Sue Monk Kidd’s 2002 novel was adapted into the 2008 film starring Dakota Fanning as Lily and Queen Latifah, Alicia Keys and Sophie Okonedo as the Boatwright sisters.
But Owens made a point not to watch the movie before developing her role as Lily, opting to stick to the spirit of the book.
“But I had trouble with it at first, because a lot of what’s going on at the beginning of the book is going on in Lily’s head,” Owens says. “You’re reading what she’s thinking, but I think she’s trying to fake it and hide her sadness from everyone.”
The story is set in 1964. Lily’s mother has died, and she eventually runs away to Tiburon, South Carolina, with her housekeeper-turned-surrogate mother Rosaleen.
The city was stamped on the back of an image of a black Virgin Mary that belonged to Lily’s mother. While eating lunch in Tiburon’s general store, Lily discovers the same Virgin Mary image on the side of a honey jar, which leads her and Rosaleen to the Boatwrights, who invite Lily and Rosaleen to stay with them.
That’s where Lily not only learns about life, but experiences starcrossed love and learns the secret behind her mother’s death. And guiding her along the way is the oldest and wisest sister, August Boatwright, played by New Venture veteran Dorrian Wilson.
Wilson has played the role of older women in the past and often develops her characters by referencing the older people in her own life.
“I’d seen the movie, so Queen Latifah was the only reference I would have had for this character, and I didn’t want to play August the way she did it,” Wilson says. “August is the most influential among the sisters, and the honey business is hers. She not only takes care of her sisters, but has taken care of other people who have come into their home through the years. I thought of my mother, who is in her 60s — which is old but not elderly — and I realized that wisdom can also come from energy. That’s how I wanted August to be.”

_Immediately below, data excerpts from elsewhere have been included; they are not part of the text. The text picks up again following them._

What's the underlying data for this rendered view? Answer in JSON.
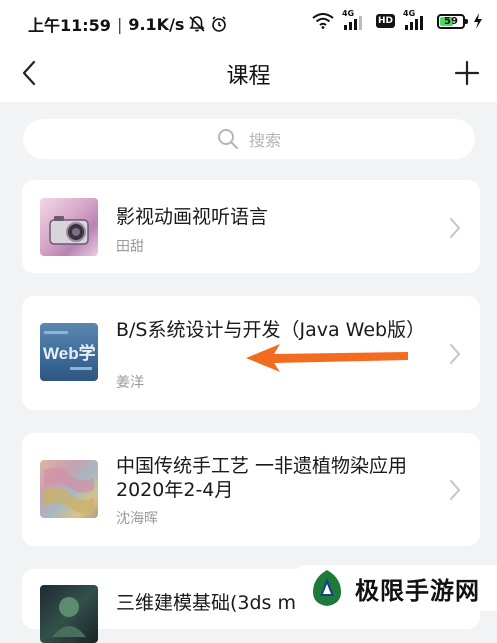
{
  "status_bar": {
    "time": "上午11:59",
    "net_speed": "9.1K/s",
    "net_tag_1": "4G",
    "hd_label": "HD",
    "net_tag_2": "4G",
    "battery": "59",
    "battery_level": 0.59
  },
  "nav": {
    "title": "课程"
  },
  "search": {
    "placeholder": "搜索"
  },
  "courses": [
    {
      "title": "影视动画视听语言",
      "teacher": "田甜",
      "thumb_icon": "camera-thumbnail"
    },
    {
      "title": "B/S系统设计与开发（Java Web版）",
      "teacher": "姜洋",
      "thumb_icon": "web-thumbnail",
      "thumb_text": "Web学"
    },
    {
      "title": "中国传统手工艺 一非遗植物染应用2020年2-4月",
      "teacher": "沈海晖",
      "thumb_icon": "dyed-fabric-thumbnail"
    },
    {
      "title": "三维建模基础(3ds m",
      "teacher": "",
      "thumb_icon": "3d-model-thumbnail"
    }
  ],
  "annotation": {
    "arrow_color": "#f26b21"
  },
  "watermark": {
    "text": "极限手游网"
  },
  "colors": {
    "accent": "#f26b21",
    "battery": "#4cd964",
    "page_bg": "#f2f3f5"
  }
}
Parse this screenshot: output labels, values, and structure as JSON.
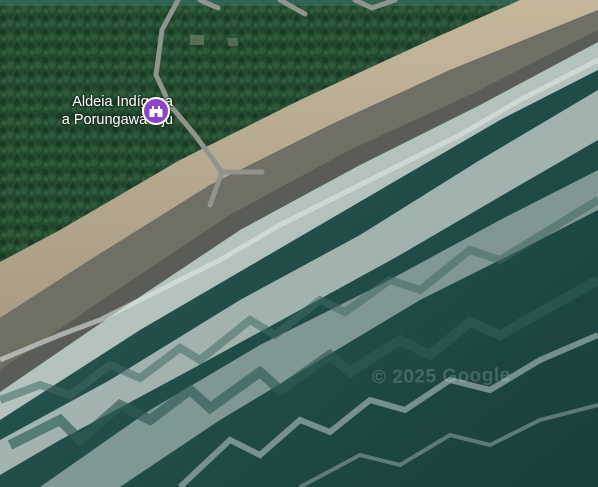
{
  "map": {
    "type": "satellite",
    "poi": {
      "name_line1": "Aldeia Indígena",
      "name_line2": "a Porungawa Dju",
      "icon": "landmark-pin-icon",
      "pin_color": "#8e44c9"
    },
    "watermark": "© 2025 Google",
    "colors": {
      "forest": "#234a2f",
      "forest_dark": "#17341f",
      "sand": "#b9ac93",
      "wet_sand": "#6e6e63",
      "surf": "#c9d3cf",
      "ocean": "#1f4f4a",
      "road": "#8d9189"
    }
  }
}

Wilson teaches talented theater for the East Baton Rouge School System and is New Venture Theatre’s education director. She says she would like her character in real life, just as Owens believes she would befriend Lily.
“I really believe I would get along with her,” Owens says. “I like to help people, to build people up. I’d like to be her friend and let her know that she’s OK. I loved her in the book, and I love playing her on stage.”